今週はとにかくきつい一週間であった。実は先週の土曜に尿管結石を発病してしまったのである。
いろいろと伏線はあったりするのだが、痛み自体は突然やってきて、これがまあ辛いのなんの。経験された方はわかるだろうが、痛みでもう一切何もできない状態。立っていても横になっても痛みは変わらない。とにかく結石の痛みはきつくて、何でも世界三大痛のひとつと言われているらしい(苦笑)。救急に駆け込み、処方された薬が効くまではひたすら耐えるしかないのである。
ちなみに尿管結石の痛みというのは、結石が尿管を傷つけるからと勘違いしている人も多いようだが、これは間違い。正しくは結石が腎臓から膀胱への尿の流れを遮るために生じる腎臓の圧力増大にある。つまりせき止められた尿によって尿管や腎臓が拡張し、このとき腎臓を包む皮膜というのが引き伸ばされて痛みを招くらしい。これ豆知識。
で、今週は薬で痛みをごまかしながら仕事を続けていたのだが、あまりに辛くて月曜火曜は早退、水曜は遂に体力がもたなくなって一日ほど休みをとりつつ、ようやく金曜あたりで痛みの波も減り、本日に至るという次第。とりあえずヤマは超えた感じなのでご心配なく。
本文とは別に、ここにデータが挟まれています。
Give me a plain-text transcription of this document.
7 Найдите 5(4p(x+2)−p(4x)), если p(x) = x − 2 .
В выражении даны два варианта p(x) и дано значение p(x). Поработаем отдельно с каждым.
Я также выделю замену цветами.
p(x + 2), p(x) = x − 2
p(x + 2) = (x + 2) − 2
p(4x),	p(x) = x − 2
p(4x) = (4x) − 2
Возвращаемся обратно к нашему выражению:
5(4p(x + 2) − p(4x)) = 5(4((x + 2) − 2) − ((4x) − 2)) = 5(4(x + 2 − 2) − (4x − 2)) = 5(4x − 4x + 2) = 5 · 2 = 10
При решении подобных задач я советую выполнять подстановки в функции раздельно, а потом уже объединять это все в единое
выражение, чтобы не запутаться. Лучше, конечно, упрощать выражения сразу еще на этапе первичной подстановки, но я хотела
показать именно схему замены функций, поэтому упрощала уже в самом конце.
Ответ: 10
どうでもいい枕を振ったところで、本日のお題である。グリン・カーの『黒い壁の秘密』。
グリン・カーは1940年半ばから1990年代にかけて活躍した作家である。多作でジャンルも広いのだが、ミステリに関してはシェイクスピア俳優リューカーを探偵役にした本格ミステリを中心に発表した。著者自身の趣味である登山を活かした、いわば山岳ミステリとでもいうべき作品が多いのも特徴だ。
日本では新樹社から唯一『マッターホルンの殺人』が邦訳されている。実はこれが読んではいるのだけれど、それほど印象には残っていない。当時も確か山岳本格ミステリというような謳い文句だったはずで、ハードルを上げすぎたというか、どうしても冒険小説と本格の融合みたいなノリを期待していたところもあったせいで、けっこう期待はずれに終わった記憶しかない。
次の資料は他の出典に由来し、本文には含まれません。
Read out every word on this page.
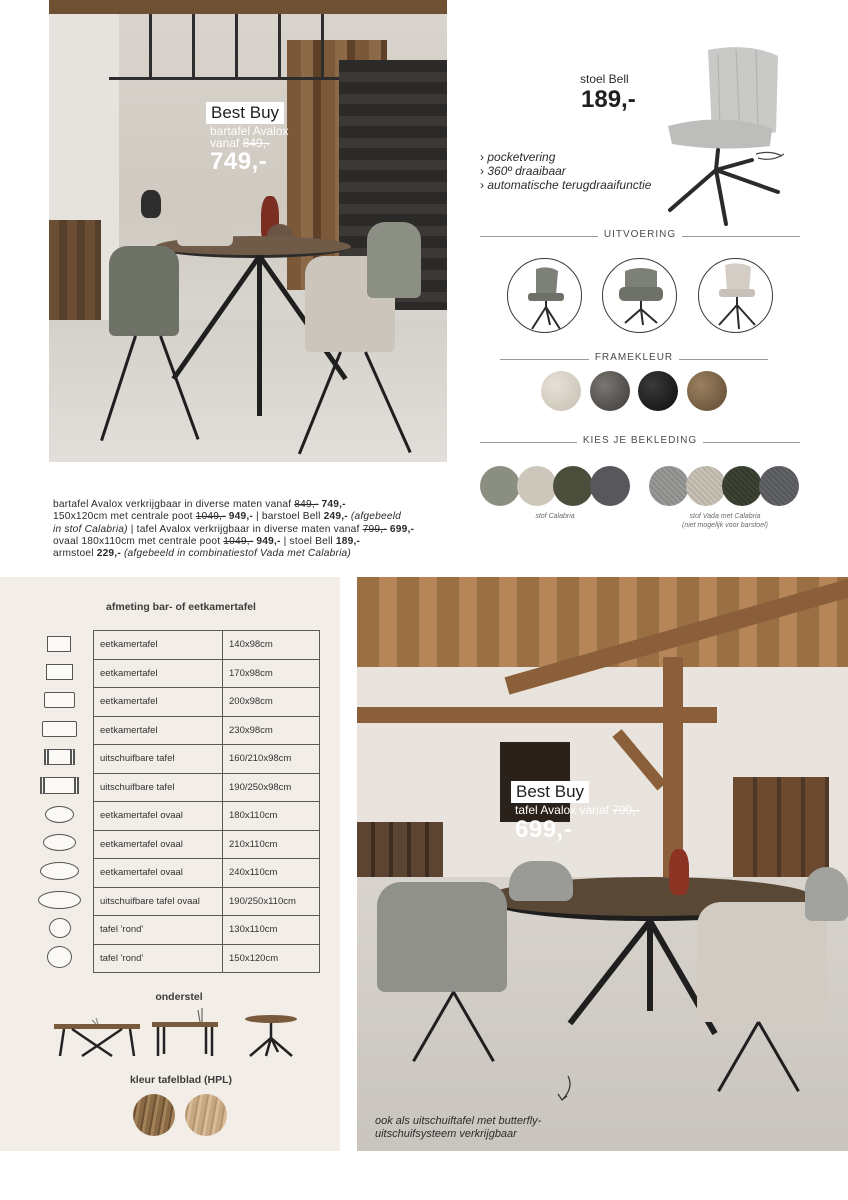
Best Buy
bartafel Avalox
vanaf 849,-
749,-
stoel Bell
189,-
› pocketvering
› 360º draaibaar
› automatische terugdraaifunctie
UITVOERING
FRAMEKLEUR
KIES JE BEKLEDING
stof Calabria	stof Vada met Calabria
(niet mogelijk voor barstoel)
bartafel Avalox verkrijgbaar in diverse maten vanaf 849,- 749,-
150x120cm met centrale poot 1049,- 949,- | barstoel Bell 249,- (afgebeeld
in stof Calabria) | tafel Avalox verkrijgbaar in diverse maten vanaf 799,- 699,-
ovaal 180x110cm met centrale poot 1049,- 949,- | stoel Bell 189,-
armstoel 229,- (afgebeeld in combinatiestof Vada met Calabria)
afmeting bar- of eetkamertafel
eetkamertafel	140x98cm
eetkamertafel	170x98cm
eetkamertafel	200x98cm
eetkamertafel	230x98cm
uitschuifbare tafel	160/210x98cm
uitschuifbare tafel	190/250x98cm
eetkamertafel ovaal	180x110cm
eetkamertafel ovaal	210x110cm
eetkamertafel ovaal	240x110cm
uitschuifbare tafel ovaal	190/250x110cm
tafel 'rond'	130x110cm
tafel 'rond'	150x120cm
onderstel
kleur tafelblad (HPL)
Best Buy
tafel Avalox vanaf 799,-
699,-
ook als uitschuiftafel met butterfly-
uitschuifsysteem verkrijgbaar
とはいえ最近クラシックでは健闘している創元である。あえて久々のグリン・カー邦訳とあれば、これは読むしかあるまい、ってんで前回の印象はリセットし、気持ちを切り替えて読み始めた。
シェイクスピア俳優として人気を博し、舞台監督も兼務するアバークロンビー・リューカー。公演後の休暇で、妻のジョージナといっしょに湖水地方の小村を訪れていた。ユースホステルができたおかげで、近年は登山目当ての若者も増えたこの地。だが数ヶ月前にはクライミング中に転落して命を落とした若者もいるという。
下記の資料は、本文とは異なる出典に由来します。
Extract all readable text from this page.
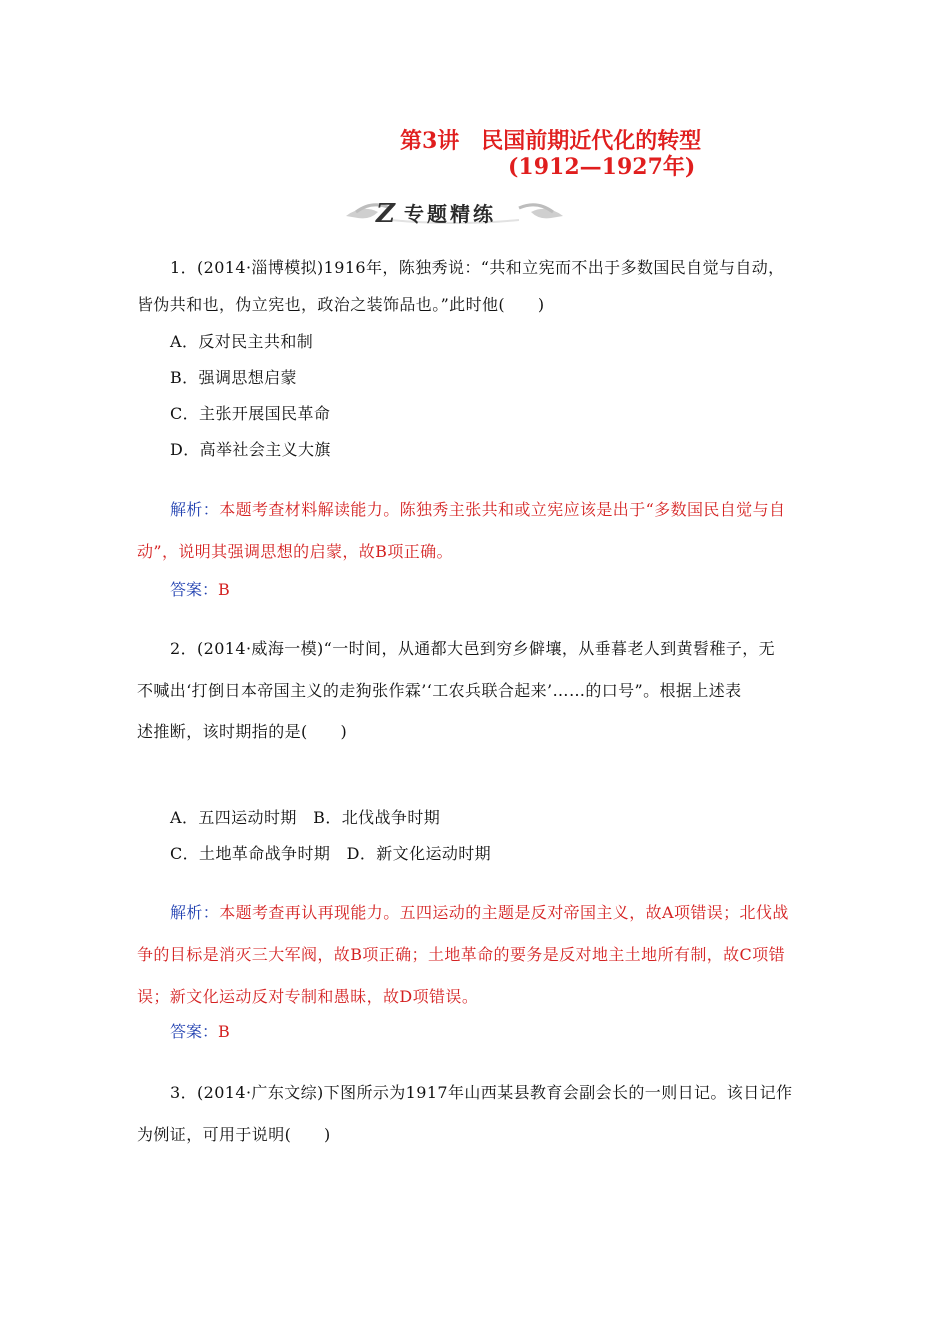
第3讲　民国前期近代化的转型
(1912—1927年)
Z 专题精练
1．(2014·淄博模拟)1916年，陈独秀说：“共和立宪而不出于多数国民自觉与自动，
皆伪共和也，伪立宪也，政治之装饰品也。”此时他(　　)
A．反对民主共和制
B．强调思想启蒙
C．主张开展国民革命
D．高举社会主义大旗
解析：本题考查材料解读能力。陈独秀主张共和或立宪应该是出于“多数国民自觉与自
动”，说明其强调思想的启蒙，故B项正确。
答案：B
2．(2014·威海一模)“一时间，从通都大邑到穷乡僻壤，从垂暮老人到黄髫稚子，无
不喊出‘打倒日本帝国主义的走狗张作霖’‘工农兵联合起来’……的口号”。根据上述表
述推断，该时期指的是(　　)
A．五四运动时期　B．北伐战争时期
C．土地革命战争时期　D．新文化运动时期
解析：本题考查再认再现能力。五四运动的主题是反对帝国主义，故A项错误；北伐战
争的目标是消灭三大军阀，故B项正确；土地革命的要务是反对地主土地所有制，故C项错
误；新文化运动反对专制和愚昧，故D项错误。
答案：B
3．(2014·广东文综)下图所示为1917年山西某县教育会副会长的一则日记。该日记作
为例证，可用于说明(　　)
そんな話を地元のパブで聞かされたリューカー夫妻。するとその場へ、仲間が行方不明になったと二人の若者が駆け込んできた。捜索の甲斐もなく、やがて行方不明者は遺体で見つかった。一時はクライミング中の事故として処理されかけたのだが、遺体には不審な点が……。

結論からいうと、前回読んだときに比べれば遙かに印象はよい。とりたてて相乗効果があるとは思えない「山」と「シェイクスピア」という二大要素だが、味つけとしては意外にどちらも上手く取り込んでいる。特に本作ではクライミングそのものがプロットやトリックの胆にもなっているし、単なる味つけに終わらせていないところも○。
文章も凝ったものではないが読みやすいし、登場人物が多い割にはきちんと性格付けもできている。会話も適度にユーモラス、適度にシリアス。クライミングの描写などは著者の得意分野だけあって、さすがにこなれたものだ。
事件の真相や犯人の意外性などはやや予想がつきやすい嫌いはあるけれど、きっちりまとまっているし、伏線なども序盤から細かく張ってあるのはお見事。本格ミステリとしては非常にフェアで、良質な一作といってよいだろう。
ただ、ここが難しいところなのだが、それでも本作をお勧めするとすれば、やはりクラシックファンに限られるかなという気はしている。
リアルタイムならいざ知らず、本作が書かれてから五十年以上が経過している。それを楽しめるのは、やはり本格やクラシックを様式美として楽しめる人に限られるだろう。もちろん古い作品でもそういうもの抜きで楽しめる小説はあるが、それができていたのならとっくにクリスティやクイーンと同等に紹介されていたはずだ。本作も良作ながらそこまで飛び抜けた部分はない。
まあ個人的には『マッターホルンの殺人』で受けた印象を拭うことが出来たのは収穫。今後もシリーズ作が続けて翻訳されることを願うばかりなので、クラシックファンはよろしく。